JSON-RPC has 3 kinds of message formats.

  1. Request: Expect action to be performed and a response.
typescript
interface Request {
    jsonrpc: "2.0";
    id: string | undefined;
    method: string;
    params?: { [key: string]: any };
}
  1. Response: Messages that either give context or in response to a request.
typescript

interface Response {
    jsonrpc: string = "2.0";
    id: string | Undefined;
    result: { string: any };
    error: Error;
}
  • Error Response: Give context on errors from an application.
typescript
interface Error {
    code: integer;
    message: string;
    data?: [ ... ] | { sting: any };
}
  1. Notification: Only to perform an action, no response should be returned.
typescript
interface Notification {
    jsonrpc: string = "2.0";
    method: string;
    params?: { string: any }
}

Connection Cycle

Registration

This sequence illustrates how an application registers itself with Synapse:

  • The Application Instance initiates the process by sending a Register Request to Synapse.

  • The request includes:

    • Authentication data
    • Permission scope
    • Application description and metadata
  • Synapse processes the registration:

    • It validates the request
    • Stores the application info in its internal database
  • Once successful, Synapse responds with:

    • A Registration Confirmation
    • A Connection Confirmation to finalize the link

Initialization

This sequence outlines how an application instance connects to Synapse:

  • Synapse begins the process by sending a Ping to a known Spoke Server.
  • The Spoke Server responds by starting a new Application Instance.
  • Once initialized, the Application sends a Connection Request to Synapse. This includes RPC metadata and authentication data.
  • Synapse processes the request and replies with either a Connection Confirmation or an appropriate Connection Error.

Data Exchange

In Synapse, any connected application can initiate communication by sending a Request, Response, or Notification. Synapse uses its permission graph to determine where data can propagate and ensures secure routing based on visibility and access controls.

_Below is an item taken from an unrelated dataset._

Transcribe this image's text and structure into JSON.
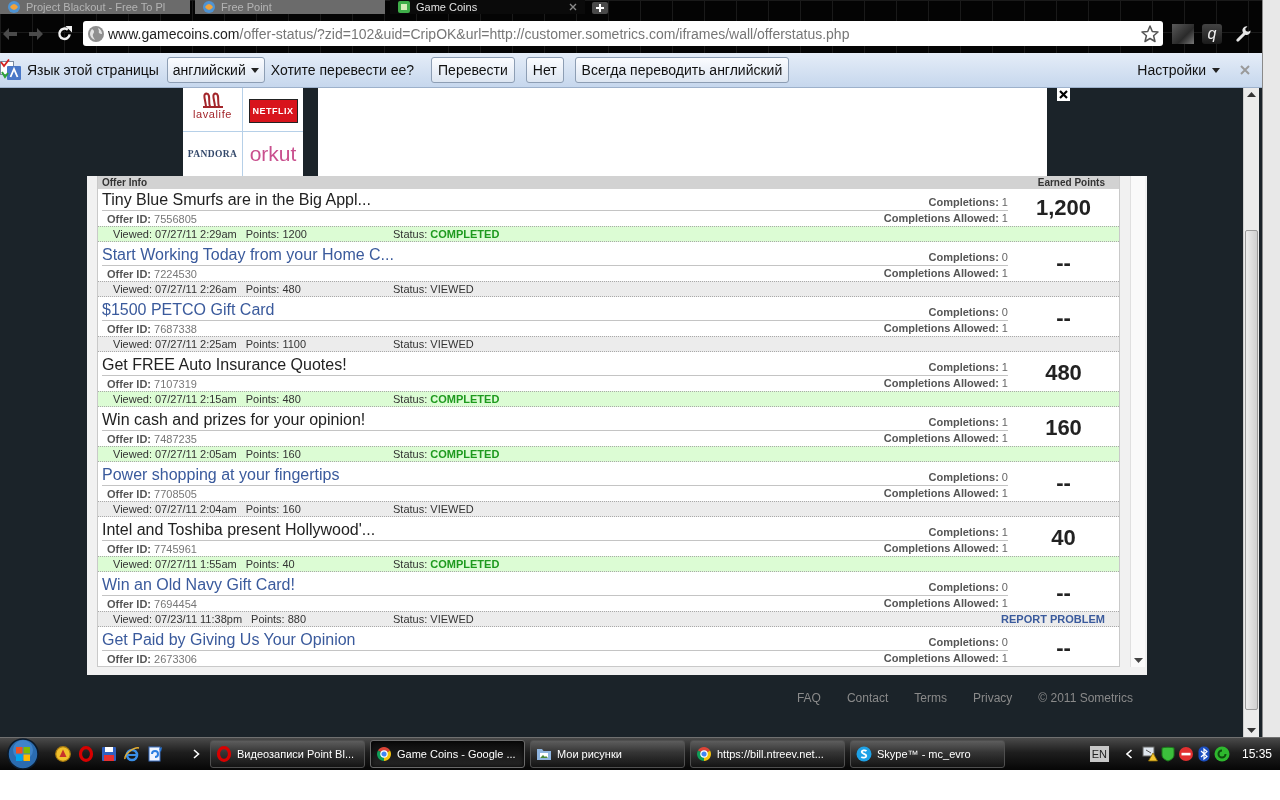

  • Applications send messages to Synapse.
  • Synapse forwards those messages only to applications that have permission to access them. route the response properly.
  • Synapse redistributes valid responses to:
    • The originating application
    • Other apps with response visibility permission

Termination

Synapse manages lifecycle and connection integrity by actively monitoring the status of connected applications:

  • Health Checks: Synapse periodically sends heartbeat or status notifications to each connected app. If an app fails to respond or disconnects, Synapse automatically removes it from the active registry.
  • Self-Termination: Applications can send a Termination Notice to gracefully disconnect from Synapse.
  • Synapse-Initiated Termination:
    • Soft Kill: Synapse sends a termination request; the application is expected to acknowledge and terminate cleanly.
    • Hard Kill: Synapse sends an immediate termination message and removes the app from its connection registry without waiting for a response.

Released under the Apache v2.0 License.